Eine Variante, seine Erträge zu mehren, sieht M. darin, das Risiko einer jeweiligen Anlageform zu erhöhen oder sich auf feste Anlagezeiträume von vier und mehr Jahren einzulassen, bei denen etwa drei Prozent Zinsen pro Jahr möglich sind. Allerdings gibt es bei diesen längeren Anlagezeiträumen bei M. bisher kein bekanntes Angebot die Möglichkeit, vorzeitig verlustfrei wieder auszusteigen. Entweder ist die Laufzeit fest vereinbart oder es drohen Kursverluste, deren Höhe nicht abzusehen wäre. Spekulative Anlageformen lehnt M. aus guten Gründen kategorisch ab, da er vor allem die Entwicklung an den Aktienbörsen der vergangenen Jahre aufmerksam verfolgt hat und nach wie vor entsetzt ist über das nahezu ununterbrochene Auf und Ab einer Anlageform, die noch vor wenigen Jahren als langfristig äußerst interessant immer wieder angepriesen wurde.

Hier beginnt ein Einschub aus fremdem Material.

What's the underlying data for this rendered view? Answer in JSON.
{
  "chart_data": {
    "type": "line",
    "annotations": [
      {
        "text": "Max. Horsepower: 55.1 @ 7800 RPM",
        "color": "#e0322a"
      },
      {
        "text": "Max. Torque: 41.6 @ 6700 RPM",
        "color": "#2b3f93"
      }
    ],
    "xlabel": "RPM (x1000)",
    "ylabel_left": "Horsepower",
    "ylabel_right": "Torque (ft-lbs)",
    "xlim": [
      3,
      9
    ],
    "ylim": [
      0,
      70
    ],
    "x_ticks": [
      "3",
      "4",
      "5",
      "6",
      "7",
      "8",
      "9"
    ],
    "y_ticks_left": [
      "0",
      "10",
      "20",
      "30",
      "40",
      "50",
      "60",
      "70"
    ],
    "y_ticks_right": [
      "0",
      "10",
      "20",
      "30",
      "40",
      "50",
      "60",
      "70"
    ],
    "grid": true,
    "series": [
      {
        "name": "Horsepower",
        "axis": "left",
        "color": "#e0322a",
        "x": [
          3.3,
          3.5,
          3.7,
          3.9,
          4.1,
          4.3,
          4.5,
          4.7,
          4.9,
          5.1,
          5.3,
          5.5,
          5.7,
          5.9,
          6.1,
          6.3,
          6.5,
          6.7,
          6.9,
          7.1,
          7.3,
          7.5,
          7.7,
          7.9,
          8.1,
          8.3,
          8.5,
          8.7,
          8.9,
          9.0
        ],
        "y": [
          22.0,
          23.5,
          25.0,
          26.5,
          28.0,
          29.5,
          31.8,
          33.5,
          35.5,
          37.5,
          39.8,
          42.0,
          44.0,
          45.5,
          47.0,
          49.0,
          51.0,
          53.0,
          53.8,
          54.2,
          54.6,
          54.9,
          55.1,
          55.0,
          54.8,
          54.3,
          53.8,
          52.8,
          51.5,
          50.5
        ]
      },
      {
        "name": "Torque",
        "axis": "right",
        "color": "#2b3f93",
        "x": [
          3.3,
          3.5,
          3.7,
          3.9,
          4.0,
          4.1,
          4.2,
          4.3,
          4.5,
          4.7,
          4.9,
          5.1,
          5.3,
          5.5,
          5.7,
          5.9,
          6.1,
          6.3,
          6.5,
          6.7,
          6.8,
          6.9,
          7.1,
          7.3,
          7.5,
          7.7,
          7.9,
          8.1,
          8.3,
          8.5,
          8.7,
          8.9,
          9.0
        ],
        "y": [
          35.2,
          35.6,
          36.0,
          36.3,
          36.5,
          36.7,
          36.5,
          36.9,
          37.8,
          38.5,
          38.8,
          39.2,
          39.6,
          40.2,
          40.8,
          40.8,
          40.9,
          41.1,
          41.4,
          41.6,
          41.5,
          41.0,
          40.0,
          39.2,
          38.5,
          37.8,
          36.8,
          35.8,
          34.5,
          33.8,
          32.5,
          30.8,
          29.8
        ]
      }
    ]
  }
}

Die gleiche Zurückhaltung übt M. bei einer Vielzahl von Finanzkonstruktionen der ihn beratenden Banken, die in aller Regel ebenfalls mit zum Teil erheblichen Risiken verbunden sind. Das gilt auch für so genannte „Kombinationsangebote“, bei denen ein bestimmter Geldbetrag zum einen in einer Termingeldanlage mit einem überdurchschnittlichen Zinssatz und zum anderen in einem Investmentfonds investiert wird. Dass dabei der höhere Zinssatz von ihm selbst mit relativ hohen Kosten des jeweiligen Investmentfonds praktisch bezahlt werden muss, ist M. auch erst nach genauer Durchsicht der Produktbeschreibung aufgefallen.

M. wird im Ergebnis, dies wird ihm zunehmend klar, wahrscheinlich also nichts übrig bleiben, als auch weiterhin auf Nummer sicher zu gehen, den geringen Zinsertrag zu akzeptieren und durch Zinsvergleiche wenigstens das eine oder andere Zinszehntel zusätzlich herauszuholen. Möglicherweise, so hofft M. zumindest, wird es in absehbarer Zeit auch wieder höhere Zinsen geben.

Michael Vetter

Fachjournalist für Wirtschaft

vetter-finanz@t-online.de


INFOCheckliste Altersvorsorge

• Für Zahnärzte, die ihre finanzielle Altersabsicherung in der Vergangenheit mit einem bestimmten Zinsniveau verbunden haben, sind regelmäßige Bestandsaufnahmen und Soll-/Ist-Vergleiche wichtig.

• Vor allem bestehende Lebensversicherungen, ergänzende Versorgungsansprüche aus Zusatzkassen und Rentenversicherungen sowie weitere Ansparformen sollten sorgfältig geprüft werden.

• Dazu gehören ebenfalls möglicherweise bestehende Ansprüche aus der gesetzlichen Rentenversicherung, da viele heutige Selbstständige als Angestellte begonnen und auf diesem Weg entsprechende Ansprüche erworben haben.

• Bei erkennbaren Lücken im Vermögensaufbau ist dringend davon abzuraten, diese Lücken mit spekulativeren Anlageformen zu schließen. Es gilt der Grundsatz: Mit jedem Prozentpunkt, der oberhalb des derzeitigen Zinsniveaus von je nach Laufzeit zwei, drei Prozent liegt, steigt das Risiko eines Zins- oder sogar Kapitalverlusts.